Joan, than you for reminding me that gazpacho is delicious!  I must buy some cucumbers and make some.

This week I made Gerkinsalat - a salad consisting of thinly sliced cucumbers, onions, sour cream...   My greataunts used to make it, a half century ago.  I don't like added sugar, so instead of adding sugar, I added a handful of dried cranberries.  I liked that effect.

Your cucumber looks delicious.  I hope you enjoyed it!

Here's the progress report on the fermentations.  The sauerkraut came out delicious!  I keep snacking on it.  I've also been using the juice to jump start some other fermentations.

The red sauerkraut came out OK.  The top had a little mold.  This one made the most juice and overflow, but afterwards seems more dry.  It's in the fridge to age a little, to see if I like it better as it ages.

The kimchee also came out delicious.  I keep snacking on that too.  Initially I thought it was too salty, but now it's more pungent and spicy.  I love the stuff. 

Since i use hot sauce every day, on multiple foods, I decided to try making that by fermentations too.  The first is Jalapeno garlic

The second is Thai peppers and garlic

And the third has both, plus some onion.  After these ferment (days)  these get blended then strained, and stored in fridge in bottles.  I'm interested in seeing how they turn out - never did this before.

Comment by Joan Denoo on August 27, 2018 at 10:37pm

I will make my next batch with unpeeled tomatoes and see if we notice any difference. I suspect there are nutrients or something of value in the skin.

I have only two scrawny cucumbers left, and I doubt they will amount to anything before frost. The tomatoes ripen nicely. 

Here you see the delicious, not bitter, crisp large cucumber and the fate of 99% of the forming cucumbers. They have blossom end rot and I tossed some Epsom salts on the soil and that made a big difference. If I had done it earlier I would have had a better cucumber yield.  

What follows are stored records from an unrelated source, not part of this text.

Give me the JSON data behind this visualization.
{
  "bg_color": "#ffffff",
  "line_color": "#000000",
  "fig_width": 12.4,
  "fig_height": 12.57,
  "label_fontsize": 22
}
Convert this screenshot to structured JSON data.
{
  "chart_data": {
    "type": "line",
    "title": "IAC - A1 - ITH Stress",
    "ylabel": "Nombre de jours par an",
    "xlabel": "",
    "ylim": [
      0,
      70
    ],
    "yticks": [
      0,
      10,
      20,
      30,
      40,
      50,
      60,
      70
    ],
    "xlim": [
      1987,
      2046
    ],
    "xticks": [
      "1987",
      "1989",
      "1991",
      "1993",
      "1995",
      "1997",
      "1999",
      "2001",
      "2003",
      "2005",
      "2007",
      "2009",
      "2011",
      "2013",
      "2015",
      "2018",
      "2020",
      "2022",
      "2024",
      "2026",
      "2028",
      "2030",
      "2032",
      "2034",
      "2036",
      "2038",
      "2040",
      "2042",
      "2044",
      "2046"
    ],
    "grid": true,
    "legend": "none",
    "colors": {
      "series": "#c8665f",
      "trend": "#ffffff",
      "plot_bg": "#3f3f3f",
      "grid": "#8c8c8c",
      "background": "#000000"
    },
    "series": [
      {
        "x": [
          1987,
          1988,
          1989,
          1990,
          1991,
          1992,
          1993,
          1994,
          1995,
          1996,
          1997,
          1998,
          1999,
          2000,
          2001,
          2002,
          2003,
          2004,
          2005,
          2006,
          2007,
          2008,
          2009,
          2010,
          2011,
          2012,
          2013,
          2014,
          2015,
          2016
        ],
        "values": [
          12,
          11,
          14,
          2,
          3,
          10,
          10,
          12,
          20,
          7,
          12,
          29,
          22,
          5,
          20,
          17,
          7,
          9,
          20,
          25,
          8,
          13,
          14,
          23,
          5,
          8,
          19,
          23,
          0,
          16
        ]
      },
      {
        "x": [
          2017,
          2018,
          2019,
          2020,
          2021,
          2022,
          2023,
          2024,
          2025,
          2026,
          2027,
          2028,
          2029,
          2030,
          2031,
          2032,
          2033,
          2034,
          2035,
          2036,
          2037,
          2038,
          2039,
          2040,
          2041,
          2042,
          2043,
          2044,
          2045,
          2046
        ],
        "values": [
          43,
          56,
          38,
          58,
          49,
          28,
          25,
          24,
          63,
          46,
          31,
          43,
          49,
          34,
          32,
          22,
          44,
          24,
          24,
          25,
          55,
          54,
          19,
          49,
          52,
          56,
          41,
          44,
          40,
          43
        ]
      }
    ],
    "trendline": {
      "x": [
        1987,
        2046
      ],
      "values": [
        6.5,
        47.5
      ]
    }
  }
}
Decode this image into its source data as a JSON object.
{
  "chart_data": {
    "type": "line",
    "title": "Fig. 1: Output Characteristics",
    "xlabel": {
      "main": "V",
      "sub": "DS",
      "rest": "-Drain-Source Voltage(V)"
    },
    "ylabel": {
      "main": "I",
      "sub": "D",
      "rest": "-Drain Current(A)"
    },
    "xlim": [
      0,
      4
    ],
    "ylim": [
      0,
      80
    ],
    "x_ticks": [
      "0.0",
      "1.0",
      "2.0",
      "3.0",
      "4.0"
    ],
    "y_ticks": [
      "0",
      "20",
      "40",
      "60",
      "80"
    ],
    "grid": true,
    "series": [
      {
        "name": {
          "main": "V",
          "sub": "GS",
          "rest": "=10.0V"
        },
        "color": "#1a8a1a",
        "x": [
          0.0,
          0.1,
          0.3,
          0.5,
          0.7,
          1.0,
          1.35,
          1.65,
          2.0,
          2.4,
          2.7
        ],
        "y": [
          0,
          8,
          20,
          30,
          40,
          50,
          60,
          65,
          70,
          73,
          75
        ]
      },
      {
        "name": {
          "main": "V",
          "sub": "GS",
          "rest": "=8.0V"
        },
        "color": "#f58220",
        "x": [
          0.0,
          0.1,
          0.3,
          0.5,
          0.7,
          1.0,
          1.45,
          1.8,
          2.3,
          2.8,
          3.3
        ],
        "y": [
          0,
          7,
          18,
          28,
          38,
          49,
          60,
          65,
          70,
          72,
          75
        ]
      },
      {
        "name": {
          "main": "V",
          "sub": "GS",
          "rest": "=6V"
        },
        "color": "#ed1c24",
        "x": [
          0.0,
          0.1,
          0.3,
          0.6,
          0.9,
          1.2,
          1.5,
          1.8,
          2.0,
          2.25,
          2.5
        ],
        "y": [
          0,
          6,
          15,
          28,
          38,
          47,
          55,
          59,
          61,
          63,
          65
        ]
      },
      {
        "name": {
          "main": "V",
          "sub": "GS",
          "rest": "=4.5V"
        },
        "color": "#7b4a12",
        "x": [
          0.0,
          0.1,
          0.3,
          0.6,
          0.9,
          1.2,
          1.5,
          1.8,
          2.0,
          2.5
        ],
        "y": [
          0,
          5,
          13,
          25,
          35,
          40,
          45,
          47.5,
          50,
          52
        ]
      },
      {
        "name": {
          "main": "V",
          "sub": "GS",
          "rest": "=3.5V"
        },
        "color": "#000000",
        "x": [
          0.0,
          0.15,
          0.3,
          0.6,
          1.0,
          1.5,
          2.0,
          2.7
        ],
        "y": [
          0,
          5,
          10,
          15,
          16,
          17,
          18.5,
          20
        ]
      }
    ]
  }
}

Comment by Joan Denoo on August 27, 2018 at 10:26pm

Daniel, how did your kimchee and salsa turn out? They look absolutely delicious!

Comment by Joan Denoo on August 27, 2018 at 10:15pm

Gazpacho

2 cups tomatoes, quartered & peeled

1 cup cucumber, quartered & partially peeled

1/2 red onion, chopped

3 garlic cloves, minced

1/4 cup apple cider vinegar

1/4 cup extra virgin olive oil

1/2 tablespoon kosher salt

1 teaspoons freshly ground black pepper

Place all in a blender until very small pieces remain.

For a Smoothie, add a handful of ice cubes & blend. 

I used huge tomatoes, cucumbers, & garlic from my garden. They provided refreshing beverages during the heat of the summer.